Iedereen kent het moment waarop je zonder echte honger ineens enorme zin krijgt in iets lekkers. Je zit te werken, voelt je prima, en toch lijkt de hele snacklade je naam te roepen. Dat gevoel is volgens neurowetenschappers niet te wijten aan zwakte, maar aan een brein dat simpelweg moe is.

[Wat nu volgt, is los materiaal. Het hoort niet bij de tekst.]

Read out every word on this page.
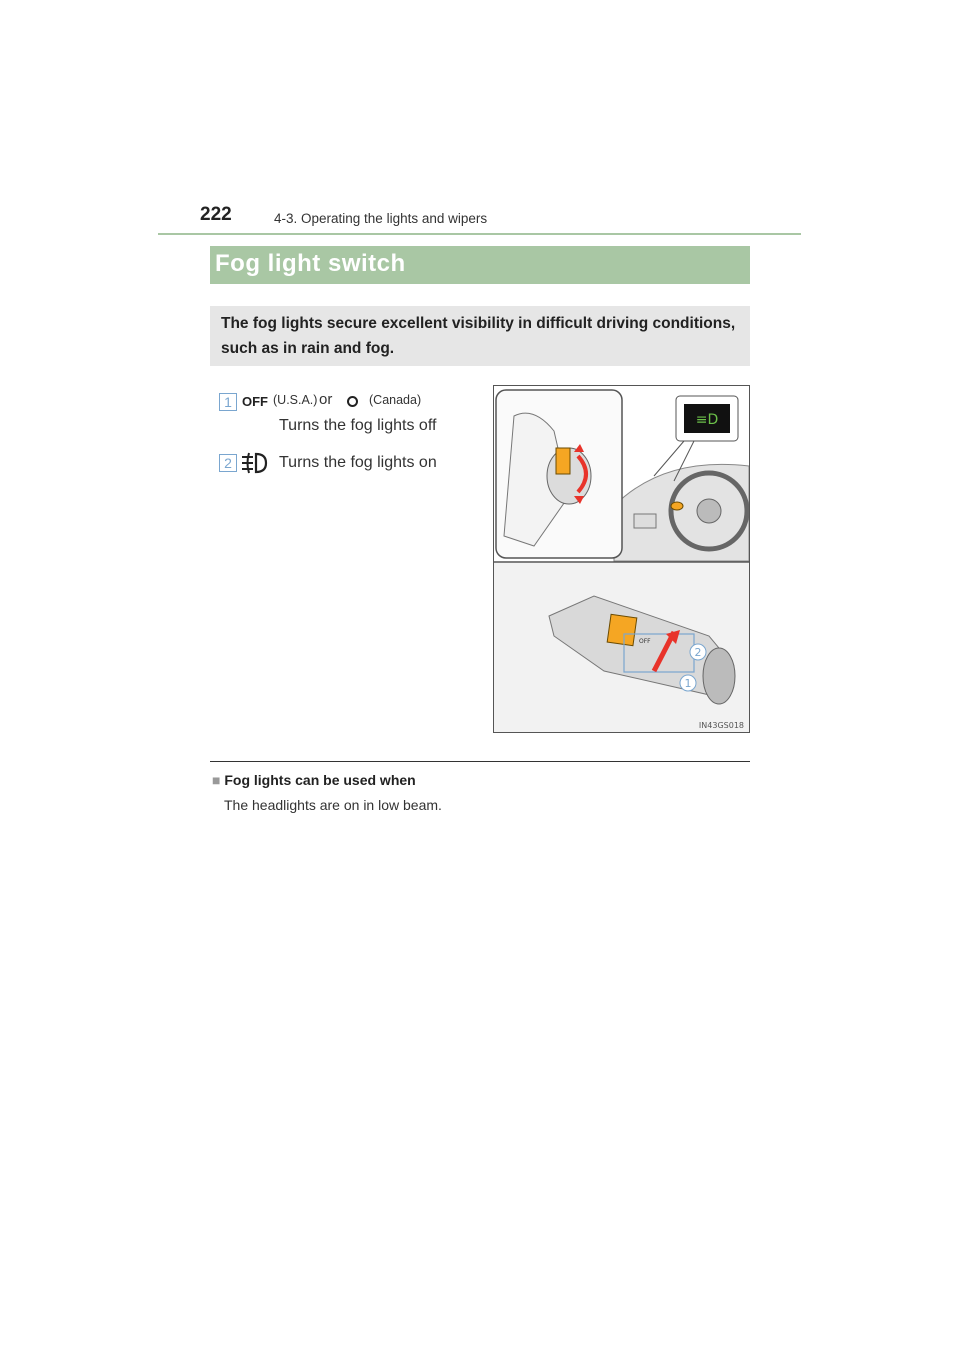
222	4-3. Operating the lights and wipers
Fog light switch
The fog lights secure excellent visibility in difficult driving conditions, such as in rain and fog.
1 OFF (U.S.A.) or	(Canada)
Turns the fog lights off
2	Turns the fog lights on
≡D
OFF
2
1
IN43GS018
■ Fog lights can be used when
The headlights are on in low beam.
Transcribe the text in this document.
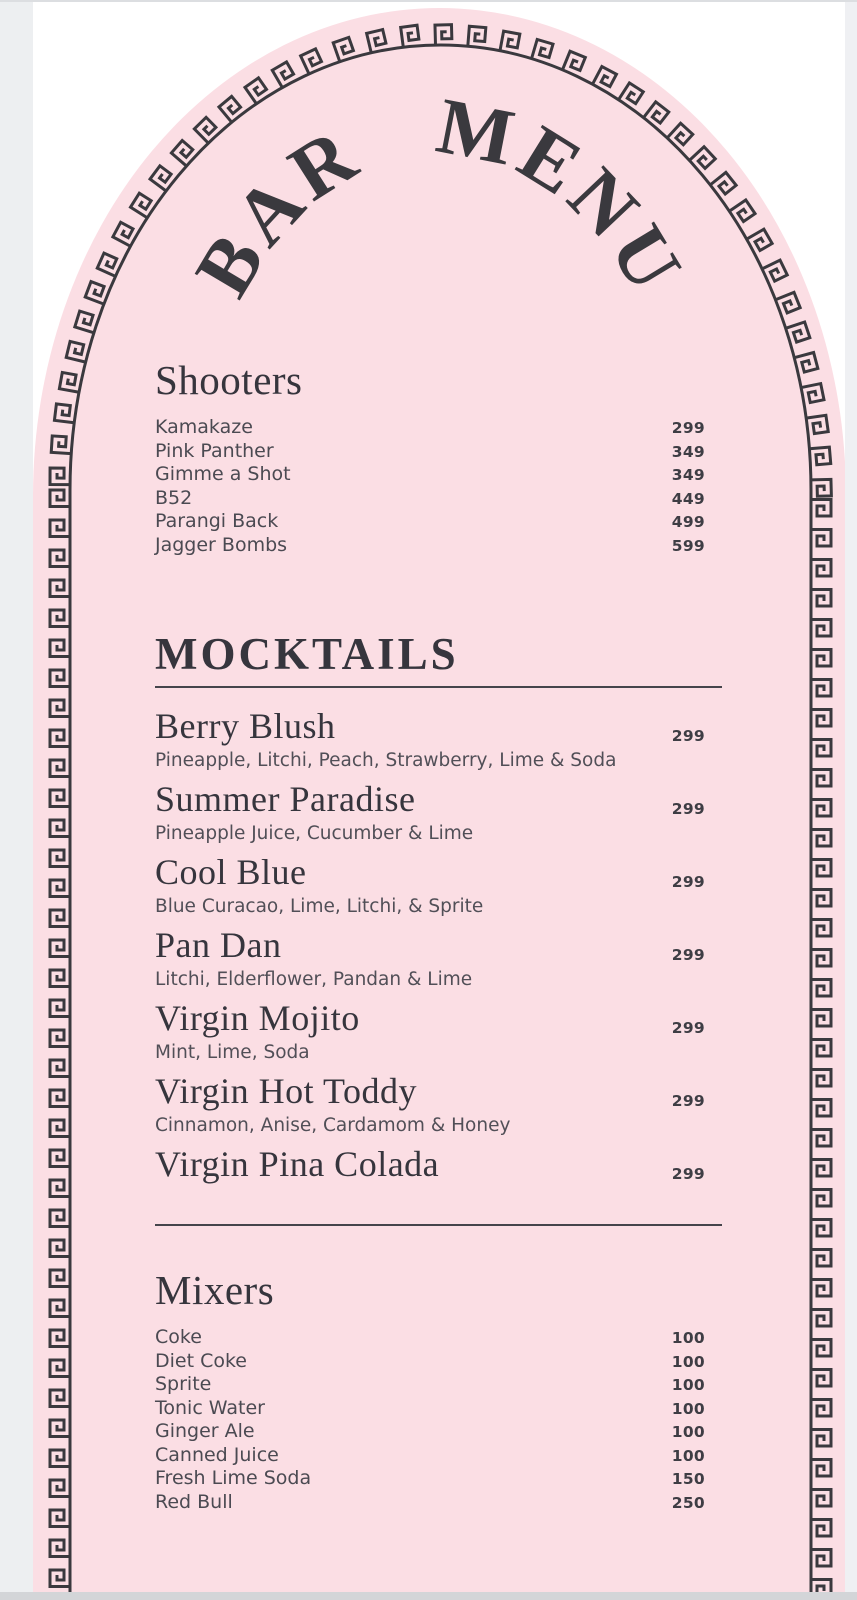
BAR MENU
Shooters
Kamakaze	299
Pink Panther	349
Gimme a Shot	349
B52	449
Parangi Back	499
Jagger Bombs	599
MOCKTAILS
Berry Blush	299
Pineapple, Litchi, Peach, Strawberry, Lime & Soda
Summer Paradise	299
Pineapple Juice, Cucumber & Lime
Cool Blue	299
Blue Curacao, Lime, Litchi, & Sprite
Pan Dan	299
Litchi, Elderflower, Pandan & Lime
Virgin Mojito	299
Mint, Lime, Soda
Virgin Hot Toddy	299
Cinnamon, Anise, Cardamom & Honey
Virgin Pina Colada	299
Mixers
Coke	100
Diet Coke	100
Sprite	100
Tonic Water	100
Ginger Ale	100
Canned Juice	100
Fresh Lime Soda	150
Red Bull	250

De oorzaak ligt vooral in de prefrontale cortex, het deel van de hersenen dat je impulsen remt en helpt om verstandige keuzes te maken. Als dat gebied uitgeput raakt door drukte, stress, multitasken of een gebrek aan slaap, werkt die interne rem minder goed. Daardoor word je gevoeliger voor snelle beloningen, en snacks zijn precies dat: directe, makkelijke beloningsprikkels. Je brein kiest dan voor de kortste route naar energie en voldoening, waardoor je sneller naar iets lekkers grijpt.
Gelukkig kun je snackdrang verzachten zonder streng te zijn voor jezelf. Korte pauzes gedurende de dag houden je brein fris, net als het verminderen van multitasken. Eetmomenten plannen met voldoende eiwitten en complexe koolhydraten helpt om energiedips te voorkomen. En misschien wel het belangrijkst: goed slapen houdt je prefrontale cortex in conditie.
Snackdrang is dus helemaal geen teken van een gebrek aan discipline, maar een signaal dat je hoofd overbelast is. De volgende keer dat je toch naar de chips grijpt, kun je het zien als een vriendelijke reminder dat je brein even op adem wil komen.